Tories unveil 'green' rules aimed at oilsands, coal plants

The Harper government unveiled measures on Monday that would force new oilsands projects to capture and store greenhouse gas emissions and ban construction of new dirty coal plants beginning in 2012.
The rules are part of Environment Minister John Baird's plan that was introduced last April to regulate key manufacturers and producers of chemicals, steel and other industrial materials.
"Our regulations will apply to all big industry," Baird said in a news release. "From the oil industry to chemical companies; from smelters to pulp and paper mills — all big industry will have to do their part."
Last April, the government made a commitment to cut emissions to 20 per cent below 2006 levels by 2020. Baird said if the government doesn't force companies to capture and store the pollutants, Canada wouldn't meet its targets, the Globe and Mail reported Monday.
The plan already includes establishing a market price for carbon and setting up a carbon emissions trading market, including a carbon offset system, to provide incentives for Canadians to reduce their greenhouse gases.
The plan will now also include setting a target that will effectively require oilsands projects starting up in 2012 to implement carbon capture and storage and banning the construction of new dirty coal plants starting in 2012 across Canada.
Baird also elaborated on a previous announcement that requires companies to reduce emissions 18 per cent by 2010 for every unit of production by specifying how the targets will apply to each industry sector, how the offsets and trading systems will work and how credits will be provided to companies that acted early to cut emissions.

Production can still increase

Critics have panned the 18-per-cent reduction measure, however, because it doesn't require companies to cut overall output, the Globe reported.

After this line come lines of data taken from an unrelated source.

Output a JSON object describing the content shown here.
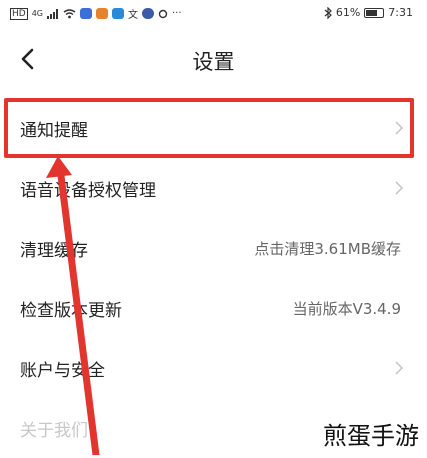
{
  "status_bar": {
    "hd_label": "HD",
    "network_label": "4G",
    "battery_text": "61%",
    "battery_level": 0.61,
    "time": "7:31"
  },
  "header": {
    "title": "设置",
    "back_icon": "back-arrow-icon"
  },
  "settings_items": [
    {
      "label": "通知提醒",
      "value": "",
      "chevron": true
    },
    {
      "label": "语音设备授权管理",
      "value": "",
      "chevron": true
    },
    {
      "label": "清理缓存",
      "value": "点击清理3.61MB缓存",
      "chevron": false
    },
    {
      "label": "检查版本更新",
      "value": "当前版本V3.4.9",
      "chevron": false
    },
    {
      "label": "账户与安全",
      "value": "",
      "chevron": true
    },
    {
      "label": "关于我们",
      "value": "",
      "chevron": false
    }
  ],
  "annotation": {
    "highlight_color": "#e1352d"
  },
  "watermark": {
    "text": "煎蛋手游"
  }
}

An oilsands plant, for example, will be forced to cut greenhouse gas production per barrel of oil, but it will still be allowed to increase the number of barrels of oil it produces, the Globe said.

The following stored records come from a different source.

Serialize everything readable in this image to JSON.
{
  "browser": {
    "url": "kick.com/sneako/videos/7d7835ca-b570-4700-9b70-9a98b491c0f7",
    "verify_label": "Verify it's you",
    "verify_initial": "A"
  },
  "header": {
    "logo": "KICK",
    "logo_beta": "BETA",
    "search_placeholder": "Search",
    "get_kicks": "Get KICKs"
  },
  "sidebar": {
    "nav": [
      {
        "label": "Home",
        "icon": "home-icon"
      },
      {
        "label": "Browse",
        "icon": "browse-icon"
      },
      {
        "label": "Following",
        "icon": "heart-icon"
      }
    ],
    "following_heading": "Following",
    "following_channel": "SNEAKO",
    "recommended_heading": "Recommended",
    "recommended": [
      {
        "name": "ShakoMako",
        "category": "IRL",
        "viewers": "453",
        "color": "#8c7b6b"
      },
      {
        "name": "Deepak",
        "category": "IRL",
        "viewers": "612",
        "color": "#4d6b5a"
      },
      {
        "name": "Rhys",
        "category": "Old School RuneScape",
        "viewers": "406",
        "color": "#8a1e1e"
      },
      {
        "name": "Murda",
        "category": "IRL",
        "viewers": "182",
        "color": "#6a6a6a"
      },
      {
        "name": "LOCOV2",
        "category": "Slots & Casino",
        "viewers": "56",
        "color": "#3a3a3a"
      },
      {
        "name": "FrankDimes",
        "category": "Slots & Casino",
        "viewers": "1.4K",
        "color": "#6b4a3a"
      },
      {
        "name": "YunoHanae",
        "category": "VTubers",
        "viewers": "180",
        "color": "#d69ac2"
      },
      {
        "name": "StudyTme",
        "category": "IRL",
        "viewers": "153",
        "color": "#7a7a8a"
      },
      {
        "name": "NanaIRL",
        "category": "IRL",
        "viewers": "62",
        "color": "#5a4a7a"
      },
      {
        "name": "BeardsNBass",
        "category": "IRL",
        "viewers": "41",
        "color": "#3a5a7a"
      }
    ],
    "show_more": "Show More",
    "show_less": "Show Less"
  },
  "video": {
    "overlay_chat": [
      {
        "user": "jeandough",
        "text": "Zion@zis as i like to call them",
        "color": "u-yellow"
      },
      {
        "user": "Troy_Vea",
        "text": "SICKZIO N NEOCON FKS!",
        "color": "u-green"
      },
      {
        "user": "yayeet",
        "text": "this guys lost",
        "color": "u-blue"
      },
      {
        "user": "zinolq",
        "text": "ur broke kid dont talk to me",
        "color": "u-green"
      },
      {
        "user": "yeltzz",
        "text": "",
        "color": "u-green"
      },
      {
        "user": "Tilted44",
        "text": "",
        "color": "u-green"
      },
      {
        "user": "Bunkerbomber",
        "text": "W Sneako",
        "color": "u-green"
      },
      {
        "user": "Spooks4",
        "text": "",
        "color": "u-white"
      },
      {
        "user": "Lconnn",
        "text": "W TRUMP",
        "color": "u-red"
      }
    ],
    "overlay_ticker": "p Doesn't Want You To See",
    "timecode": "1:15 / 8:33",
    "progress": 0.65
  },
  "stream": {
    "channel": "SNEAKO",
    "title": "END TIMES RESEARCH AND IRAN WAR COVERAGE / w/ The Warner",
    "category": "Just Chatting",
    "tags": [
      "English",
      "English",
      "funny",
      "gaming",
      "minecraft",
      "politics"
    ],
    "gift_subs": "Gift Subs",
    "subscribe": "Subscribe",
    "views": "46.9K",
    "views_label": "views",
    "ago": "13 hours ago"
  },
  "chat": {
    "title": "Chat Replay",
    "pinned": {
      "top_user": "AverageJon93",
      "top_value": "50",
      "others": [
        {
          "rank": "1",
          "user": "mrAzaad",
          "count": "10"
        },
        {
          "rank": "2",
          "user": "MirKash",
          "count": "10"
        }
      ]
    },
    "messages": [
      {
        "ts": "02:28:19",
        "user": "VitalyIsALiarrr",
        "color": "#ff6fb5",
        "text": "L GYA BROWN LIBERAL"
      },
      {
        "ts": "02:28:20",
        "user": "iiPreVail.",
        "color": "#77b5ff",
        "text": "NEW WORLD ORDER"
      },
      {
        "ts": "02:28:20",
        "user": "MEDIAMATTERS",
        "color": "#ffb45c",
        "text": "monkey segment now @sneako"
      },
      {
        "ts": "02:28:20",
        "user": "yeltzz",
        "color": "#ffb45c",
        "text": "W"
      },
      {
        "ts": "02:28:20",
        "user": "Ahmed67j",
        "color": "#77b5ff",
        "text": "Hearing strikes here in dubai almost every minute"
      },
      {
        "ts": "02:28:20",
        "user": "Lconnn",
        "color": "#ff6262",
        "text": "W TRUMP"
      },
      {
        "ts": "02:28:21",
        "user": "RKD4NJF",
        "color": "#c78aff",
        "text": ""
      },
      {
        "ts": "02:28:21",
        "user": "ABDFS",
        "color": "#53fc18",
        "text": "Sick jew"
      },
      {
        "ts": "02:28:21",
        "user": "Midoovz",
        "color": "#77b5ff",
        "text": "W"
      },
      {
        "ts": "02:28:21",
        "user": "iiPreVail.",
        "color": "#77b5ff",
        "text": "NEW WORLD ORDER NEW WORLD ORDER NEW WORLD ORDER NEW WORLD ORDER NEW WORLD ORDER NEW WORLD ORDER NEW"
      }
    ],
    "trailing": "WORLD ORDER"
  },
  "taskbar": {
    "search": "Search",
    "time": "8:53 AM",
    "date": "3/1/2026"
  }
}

The government said it consulted with environmental groups, industry and other interested parties over the past year to refine and improve the regulatory approach. Alberta's oilsands are considered the largest single source of Canada's greenhouse gases.
The Alberta government said Monday it supported Ottawa's "co-operative approach" to greenhouse gas reduction and that it and other provinces have insisted that the federal government's plan should align with any existing provincial approach.
Under Alberta’s strategy, the province will set up a government-industry council to report back by fall on how to implement carbon capture and storage.
In Ottawa, politicians panned the new measures. NDP Leader Jack Layton said the plan was "a licence to pollute."
Green party Leader Elizabeth May criticized the capturing techniques as expensive and unproven
"Right now, it's not cost-effective and there are far more cost-effective ways to reduce carbon dioxide emissions — improving the efficiency with which we use energy and shifting to other energy sources beyond coal and oil," she said at a news conference.
The government has admitted that the technology likely won't be up and running until 2018.
"You can't flip a switch. This will be the most massive environmental infrastructure projects ever undertaken in Canadian history," Baird said Monday on Parliament Hill.
But Baird told the Globe the capture techniques, such as pumping emissions underground, are proven and go beyond research and development.
The actual regulations, which will lay out specific targets for each industry and the penalties they face if they don't meet them, won't be finished now until the fall. They are expected to come into effect Jan. 1, 2010.